In a groundbreaking new study, a University of Chicago researcher used metabolomics—a big-data approach to study small molecules called metabolites—to uncover the relationship between plants and people before and after European colonization of North America.
Collaborating with colleagues at Washington State University, UChicago postdoctoral researcher Korey Brownstein used the approach to study the differences between closely related plant species found in ancient pipes. This is the first time that a metabolomics-based research approach has been conducted to identify the types of tobacco and medicinal herbs used in ancient America.
“Our groundbreaking study adds a new dimension to the field of metabolomics,” said Brownstein, who studies molecular plant sciences.
North American indigenous communities smoked around 100 different plant species, according to Brownstein and his colleagues at WSU, where the study was done. However, the relationships between plants and people had not been previously explored within a scientific framework.
In the past, researchers utilized a biomarker approach that links the presence of metabolites, or small plant compounds, to that specific plant’s use. While researchers had discovered that a long practice of indigenous smoking had changed due to the introduction of domesticated trade tobacco from Euro-American traders, they were not able to distinguish between trade and local tobacco species, as they all contain nicotine. Previous studies also failed to decipher the medicinal applications of these plants.

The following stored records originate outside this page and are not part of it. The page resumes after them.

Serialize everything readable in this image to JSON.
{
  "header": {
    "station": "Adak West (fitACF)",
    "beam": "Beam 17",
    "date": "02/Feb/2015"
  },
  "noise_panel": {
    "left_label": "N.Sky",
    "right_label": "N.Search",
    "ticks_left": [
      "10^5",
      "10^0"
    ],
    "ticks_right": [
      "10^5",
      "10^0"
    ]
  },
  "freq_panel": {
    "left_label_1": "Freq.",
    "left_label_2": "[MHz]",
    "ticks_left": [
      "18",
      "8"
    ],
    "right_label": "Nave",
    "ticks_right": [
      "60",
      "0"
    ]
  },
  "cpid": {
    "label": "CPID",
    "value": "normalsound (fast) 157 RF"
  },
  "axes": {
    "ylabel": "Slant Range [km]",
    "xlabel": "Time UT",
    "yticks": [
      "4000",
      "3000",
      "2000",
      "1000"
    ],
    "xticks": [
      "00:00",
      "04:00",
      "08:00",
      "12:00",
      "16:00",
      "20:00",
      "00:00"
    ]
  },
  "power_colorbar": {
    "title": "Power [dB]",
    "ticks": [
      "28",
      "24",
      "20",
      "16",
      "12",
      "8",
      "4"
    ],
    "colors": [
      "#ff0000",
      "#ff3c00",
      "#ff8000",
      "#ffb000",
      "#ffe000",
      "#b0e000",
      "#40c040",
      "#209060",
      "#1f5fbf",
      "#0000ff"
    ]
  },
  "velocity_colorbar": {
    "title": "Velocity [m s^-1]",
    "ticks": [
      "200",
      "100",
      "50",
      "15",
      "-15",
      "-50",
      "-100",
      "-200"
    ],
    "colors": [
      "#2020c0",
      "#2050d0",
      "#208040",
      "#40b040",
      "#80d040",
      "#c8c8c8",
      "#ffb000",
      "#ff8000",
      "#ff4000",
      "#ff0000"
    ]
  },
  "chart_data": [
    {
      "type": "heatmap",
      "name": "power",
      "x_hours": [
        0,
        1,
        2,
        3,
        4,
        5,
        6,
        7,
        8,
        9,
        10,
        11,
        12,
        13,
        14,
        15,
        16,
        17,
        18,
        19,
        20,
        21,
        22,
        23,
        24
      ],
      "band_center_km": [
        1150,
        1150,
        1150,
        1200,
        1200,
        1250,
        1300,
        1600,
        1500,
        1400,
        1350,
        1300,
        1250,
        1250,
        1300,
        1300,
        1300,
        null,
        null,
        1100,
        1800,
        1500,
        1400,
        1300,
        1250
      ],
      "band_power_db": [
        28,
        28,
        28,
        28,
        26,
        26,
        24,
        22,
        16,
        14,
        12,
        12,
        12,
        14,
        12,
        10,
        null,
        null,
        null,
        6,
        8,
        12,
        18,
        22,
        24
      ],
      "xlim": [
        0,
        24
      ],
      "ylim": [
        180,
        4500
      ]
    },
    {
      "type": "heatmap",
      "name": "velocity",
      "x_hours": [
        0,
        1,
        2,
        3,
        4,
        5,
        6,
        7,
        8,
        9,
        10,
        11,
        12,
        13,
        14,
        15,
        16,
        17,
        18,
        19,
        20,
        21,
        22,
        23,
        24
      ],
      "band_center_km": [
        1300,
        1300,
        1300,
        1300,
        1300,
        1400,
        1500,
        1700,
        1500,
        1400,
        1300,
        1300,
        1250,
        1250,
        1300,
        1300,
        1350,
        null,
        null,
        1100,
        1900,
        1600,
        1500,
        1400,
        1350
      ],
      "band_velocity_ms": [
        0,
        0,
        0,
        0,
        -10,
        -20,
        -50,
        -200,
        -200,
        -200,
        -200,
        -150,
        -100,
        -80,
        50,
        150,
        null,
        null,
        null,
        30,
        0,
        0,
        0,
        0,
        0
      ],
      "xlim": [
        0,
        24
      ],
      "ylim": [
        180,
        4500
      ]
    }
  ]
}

Brownstein’s study looked at two pipes: one from the period before indigenous people had contact with Euro-Americans, estimated to be between 1334 and 1524 years old; and one from post-contact, which dates to around the end of the 18th century.
The research team also tested five full bowls of a variety of commonly smoked plants in each of five experimental replica pipes, and then divided the pipes into parts—an effort to classify the species in the two artifacts, detect compounds in the smoked plant and replicate the archaeological preservation process.
Ultimately, the research team found a biomarker for nicotine in both the pre-contact and post-contact pipes, indicating that tobacco had probably been smoked in each. Using metabolomics, the team saw specifically that the tobacco species N. quadrivalvis—a species now extremely rare in Washington state—had been smoked out of the pre-contact pipe along with R. glabra, a species of sumac which was often mixed with tobacco for its medicinal qualities and to improve the taste of the smoke. This study marks the first scientific proof of a non-tobacco plant in an archaeological pipe.